O Evangelho Segundo São Mateus é dedicado pelo
diretor ao papa João XXIII e não tem nem uma
única fala que não seja tirada tal e qual do
texto do evangelista Mateus. Ao contrário dos filmes
bíblicos que proliferavam nos anos 50 e 60, em Evangelho
não há contextualização para facilitar
a vida do espectador e, afora os figurinos, a rigor também
não há reconstituição histórica
– todas as cenas foram rodadas em locação,
nas colinas áridas e então pobres da região
italiana da Basilicata. O elenco é todo de não-atores
– entre eles a mãe de Pasolini, como Maria, e
o caminhoneiro espanhol Enrique Irazoqui, que faz Jesus e
é um dos mais bem-sucedidos exemplos do dom do diretor
para captar no rosto de seus intérpretes uma essência
que fosse alheia à atuação. A sensação,
proposital, é a de que se assiste a um documentário
sobre Jesus. E, como os grandes documentários, Evangelho
adquire por meio do real um caráter simbólico,
que é reforçado pela fotografia em preto-e-branco,
quase impressionista, de Tonino Delli Colli, e pela montagem
do excepcional Nino Baragli. Por isso, apesar de um certo
incômodo inicial causado pelo fato de as vestes dos
sacerdotes judeus que condenam Cristo lembrarem muito os paramentos
dos papas católicos – e também a despeito
de Pasolini ter sido preso dois anos antes, em 1962, por desrespeito
à Igreja –, o filme não demorou a ganhar
a chancela do Vaticano. O que seria um tanto embaraçoso
para um comunista, não fosse Pasolini o comunista em
questão.
Uccellacci
uccellini (1966)
A
estrutura de fábula está presente desde o início
do filme, a partir da música, recurso de importância
inquestionável no processo criativo de Pasolini. A
canção, que abre e fecha circularmente o filme,
tem a função de apresentá-lo, sintetizá-lo
e comentá-lo.
Os créditos
desse filme, curiosamente, são cantados; mas aparecerem
também na forma tradicional, escritos. A canção
que abre o filme, além dos dados técnicos, apresenta
um comentário sobre os intérpretes dos dois
protagonistas e, ainda, oferece uma definição
do gênero do filme. A exemplo das canções
brechtianas, um porta-voz do autor dirige-se diretamente ao
público, apresentando o espetáculo: Era uma
vez...
Além
desses, outros aspectos do teatro épico, presentes
no filme, poderiam ser apontados, como o hibridismo que o
caracteriza. De fato, Gaviões e passarinhos funde o
cômico e o dramático. Nele encontra-se a reflexão
central da vida do cineasta, reflexão que o perseguiu
durante toda a sua vida, sobre os caminhos/ descaminhos do
neocapitalismo.
Tal reflexão
espelha a séria crise de um intelectual de esquerda,
depois da derrocada dos ideais que o haviam motivado até
então, vista pelo viés de uma fina ironia, eivada
de comicidade. O próprio artista definiu a representação
dessa crise como um filme “ideocômico”,
que, entretanto, não se opõe ao prazer, ao entretenimento
pelo tom adotado, de farsa.
Teorema
(1968)
Um rico industrial, casado, com dois filhos, recebe, de repente,
a visita de um anjo, que, elemento deflagrador, provoca, com
a sua presença, uma crise familiar. O anjo, que não
se sabe de onde veio, tem relações sexuais com
todos os familiares. Estes ficam totalmente atônitos
e começam a ter comportamentos esquisitos. A mãe
(interpretada pela deusa Silvana Mangano) sai pelas ruas de
Roma à cata de homens para satisfazer suas fantasias,
com um gosto insólito pelos tipos mais rudes e grossos.

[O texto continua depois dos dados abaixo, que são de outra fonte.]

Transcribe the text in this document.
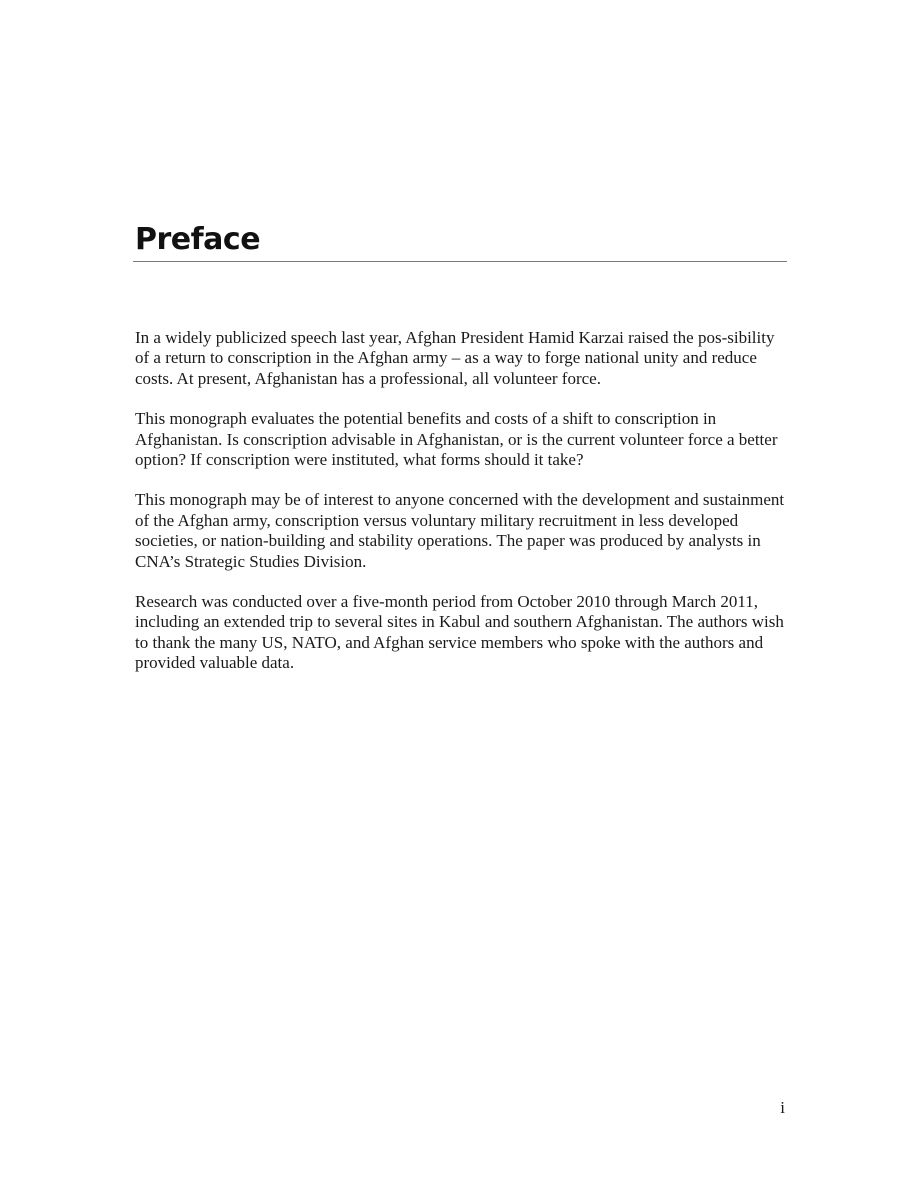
Preface

In a widely publicized speech last year, Afghan President Hamid Karzai raised the pos-sibility of a return to conscription in the Afghan army – as a way to forge national unity and reduce costs. At present, Afghanistan has a professional, all volunteer force.

This monograph evaluates the potential benefits and costs of a shift to conscription in Afghanistan. Is conscription advisable in Afghanistan, or is the current volunteer force a better option? If conscription were instituted, what forms should it take?

This monograph may be of interest to anyone concerned with the development and sustainment of the Afghan army, conscription versus voluntary military recruitment in less developed societies, or nation-building and stability operations. The paper was produced by analysts in CNA’s Strategic Studies Division.

Research was conducted over a five-month period from October 2010 through March 2011, including an extended trip to several sites in Kabul and southern Afghanistan. The authors wish to thank the many US, NATO, and Afghan service members who spoke with the authors and provided valuable data.

i
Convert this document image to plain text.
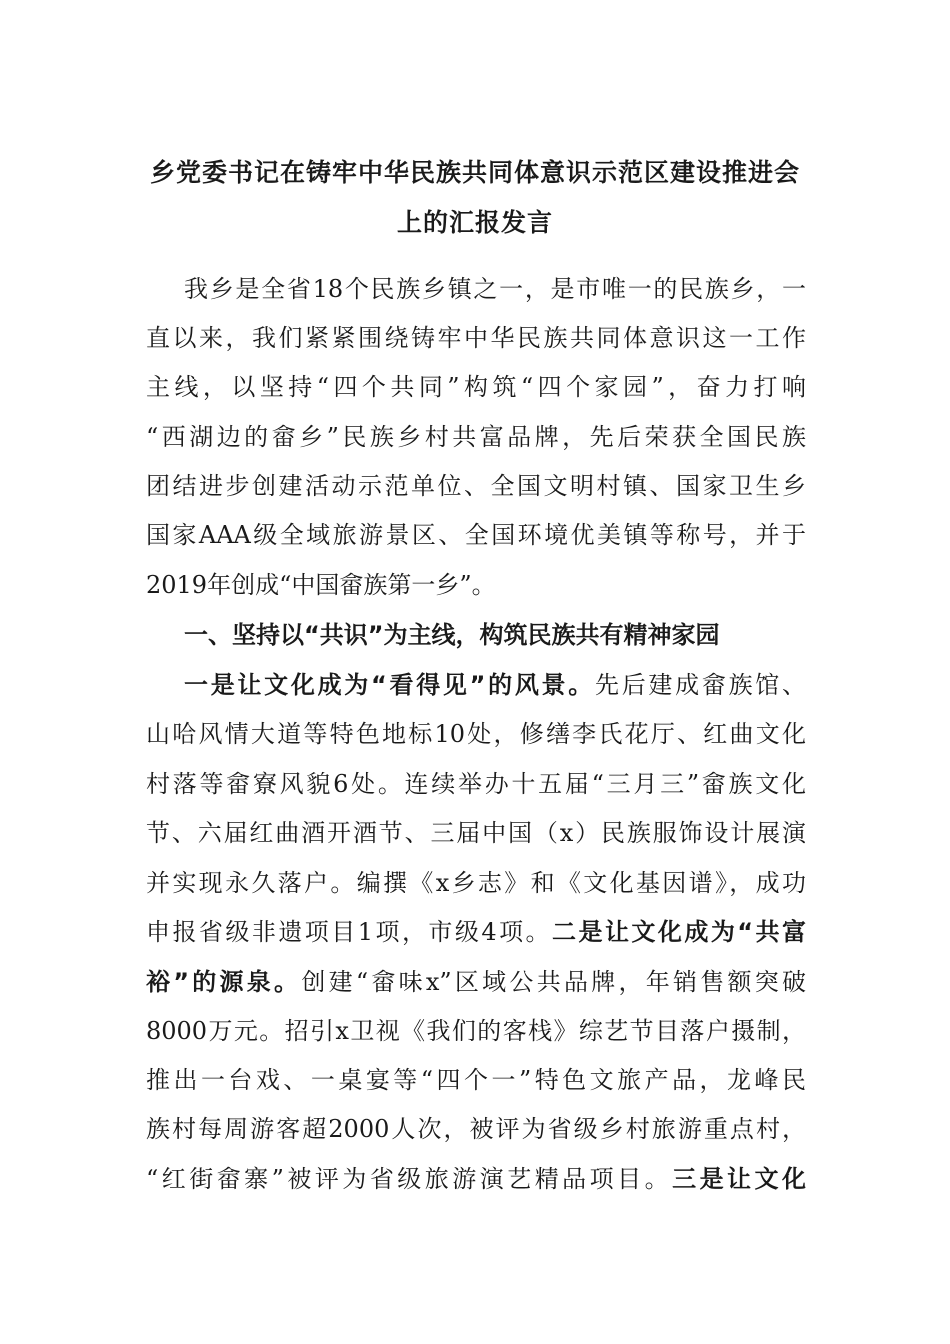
乡党委书记在铸牢中华民族共同体意识示范区建设推进会
上的汇报发言
我乡是全省18个民族乡镇之一，是市唯一的民族乡，一
直以来，我们紧紧围绕铸牢中华民族共同体意识这一工作
主线，以坚持“四个共同”构筑“四个家园”，奋力打响
“西湖边的畲乡”民族乡村共富品牌，先后荣获全国民族
团结进步创建活动示范单位、全国文明村镇、国家卫生乡
国家AAA级全域旅游景区、全国环境优美镇等称号，并于
2019年创成“中国畲族第一乡”。
一、坚持以“共识”为主线，构筑民族共有精神家园
一是让文化成为“看得见”的风景。先后建成畲族馆、
山哈风情大道等特色地标10处，修缮李氏花厅、红曲文化
村落等畲寮风貌6处。连续举办十五届“三月三”畲族文化
节、六届红曲酒开酒节、三届中国（x）民族服饰设计展演
并实现永久落户。编撰《x乡志》和《文化基因谱》，成功
申报省级非遗项目1项，市级4项。二是让文化成为“共富
裕”的源泉。创建“畲味x”区域公共品牌，年销售额突破
8000万元。招引x卫视《我们的客栈》综艺节目落户摄制，
推出一台戏、一桌宴等“四个一”特色文旅产品，龙峰民
族村每周游客超2000人次，被评为省级乡村旅游重点村，
“红街畲寨”被评为省级旅游演艺精品项目。三是让文化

O filho vira artista abstrato numa pulsação
quase maníaca. A sua irmã, chocada, fica catatônica
enquanto o pai, desesperado, corre pelo deserto após
doar a sua fábrica aos operários. Apenas a criada
(Laura Betti) é que é salva pelo autor, pois
sai da casa onde trabalha e se dirige ao vilarejo natal, quando
levita e fica parada no firmamento. Objeto de culto e veneração.
O
anjo, interpretado por Terence Stamp, é um personagem
bem típico dos filmes cujas fábulas apontam
pelo aparecimento de um elemento deflagrador que provoca uma
crise de identidades ou um pandemônio quando se instala.
Pasolini,
numa entrevista ao jornal Jeune Cinema número 33 (outubro
de 1968), disse o seguinte: "Numa família burguesa
chega um personagem misterioso, que é o amor divino.

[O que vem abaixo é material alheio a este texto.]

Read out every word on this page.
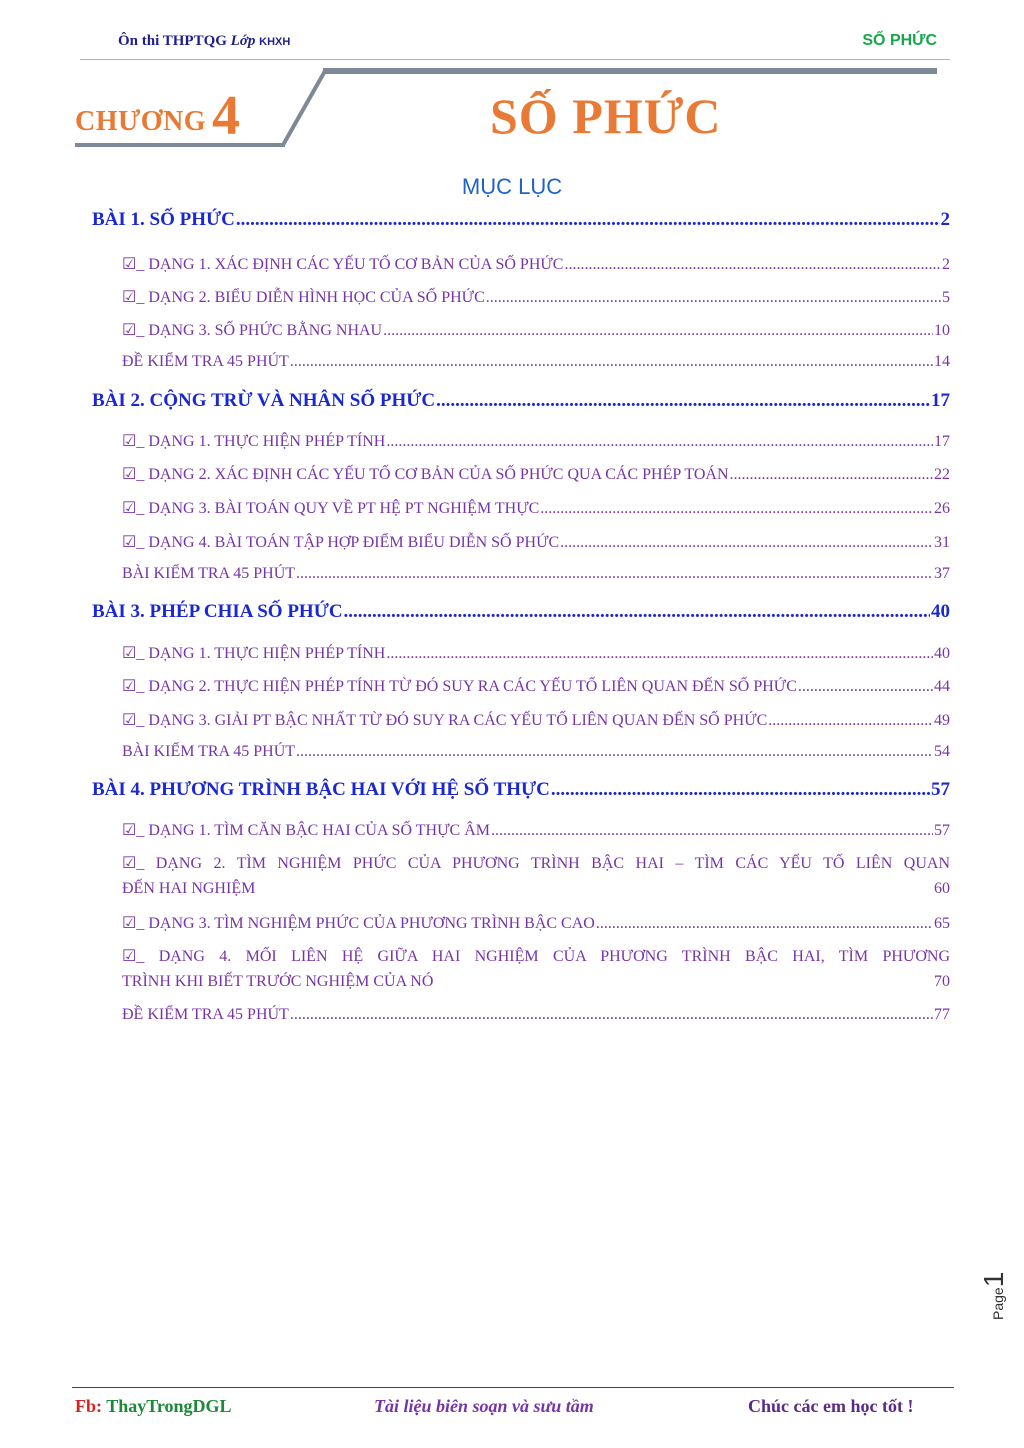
Ôn thi THPTQG Lớp KHXH	SỐ PHỨC
CHƯƠNG 4	SỐ PHỨC
MỤC LỤC
BÀI 1. SỐ PHỨC .....	2
☑_ DẠNG 1. XÁC ĐỊNH CÁC YẾU TỐ CƠ BẢN CỦA SỐ PHỨC .....	2
☑_ DẠNG 2. BIỂU DIỄN HÌNH HỌC CỦA SỐ PHỨC .....	5
☑_ DẠNG 3. SỐ PHỨC BẰNG NHAU .....	10
ĐỀ KIỂM TRA 45 PHÚT .....	14
BÀI 2. CỘNG TRỪ VÀ NHÂN SỐ PHỨC .....	17
☑_ DẠNG 1. THỰC HIỆN PHÉP TÍNH .....	17
☑_ DẠNG 2. XÁC ĐỊNH CÁC YẾU TỐ CƠ BẢN CỦA SỐ PHỨC QUA CÁC PHÉP TOÁN .....	22
☑_ DẠNG 3. BÀI TOÁN QUY VỀ PT HỆ PT NGHIỆM THỰC .....	26
☑_ DẠNG 4. BÀI TOÁN TẬP HỢP ĐIỂM BIỂU DIỄN SỐ PHỨC .....	31
BÀI KIỂM TRA 45 PHÚT .....	37
BÀI 3. PHÉP CHIA SỐ PHỨC .....	40
☑_ DẠNG 1. THỰC HIỆN PHÉP TÍNH .....	40
☑_ DẠNG 2. THỰC HIỆN PHÉP TÍNH TỪ ĐÓ SUY RA CÁC YẾU TỐ LIÊN QUAN ĐẾN SỐ PHỨC .....	44
☑_ DẠNG 3. GIẢI PT BẬC NHẤT TỪ ĐÓ SUY RA CÁC YẾU TỐ LIÊN QUAN ĐẾN SỐ PHỨC .....	49
BÀI KIỂM TRA 45 PHÚT .....	54
BÀI 4. PHƯƠNG TRÌNH BẬC HAI VỚI HỆ SỐ THỰC .....	57
☑_ DẠNG 1. TÌM CĂN BẬC HAI CỦA SỐ THỰC ÂM .....	57
☑_ DẠNG 2. TÌM NGHIỆM PHỨC CỦA PHƯƠNG TRÌNH BẬC HAI – TÌM CÁC YẾU TỐ LIÊN QUAN
ĐẾN HAI NGHIỆM	60
☑_ DẠNG 3. TÌM NGHIỆM PHỨC CỦA PHƯƠNG TRÌNH BẬC CAO .....	65
☑_ DẠNG 4. MỐI LIÊN HỆ GIỮA HAI NGHIỆM CỦA PHƯƠNG TRÌNH BẬC HAI, TÌM PHƯƠNG
TRÌNH KHI BIẾT TRƯỚC NGHIỆM CỦA NÓ	70
ĐỀ KIỂM TRA 45 PHÚT .....	77
Page1
Fb: ThayTrongDGL	Tài liệu biên soạn và sưu tầm	Chúc các em học tốt !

É a intrusão do metafísico, do autêntico,
que vem destruir, transformar uma vida inteiramente inautêntica,
mesmo que cause pena, mesmo que possa ter momentos de autenticidade
nos sentimentos".
A partitura,
deslumbrante, é do maestro Ennio Morricone. E a luz,
histórical, vem da sensibilidade de Giuseppe Ruzzolini.
Decameron
(1971)
Aos
poucos Pasolini foi caminhando para mise-en-scènes
mais elaboradas, com requintes de cenografia, locações
exóticas e curiosidades. Sua posição
política foi suavizada em troca de versões de
clássicos eróticos da literatura mundial nas
chamada Trilogia da Vida. Esta foi a primeira delas, sua versão
da obra literária "Il Decamerone", de Bocaccio,
numa versão livre, ousada, com muito humor e muita
nudez.
Pasolini
mistura atores amadores com aparições dele como
o pintor Giotto e de Silvana Mangano como a Virgem. Além
da habitual aparição do afilhado Ninetto Davoli.
Vencedor
do Urso de Prata no Festival de Berlim, O Decameron de Pasolini
fez grande sucesso em todo o mundo e provocou muitas imitações.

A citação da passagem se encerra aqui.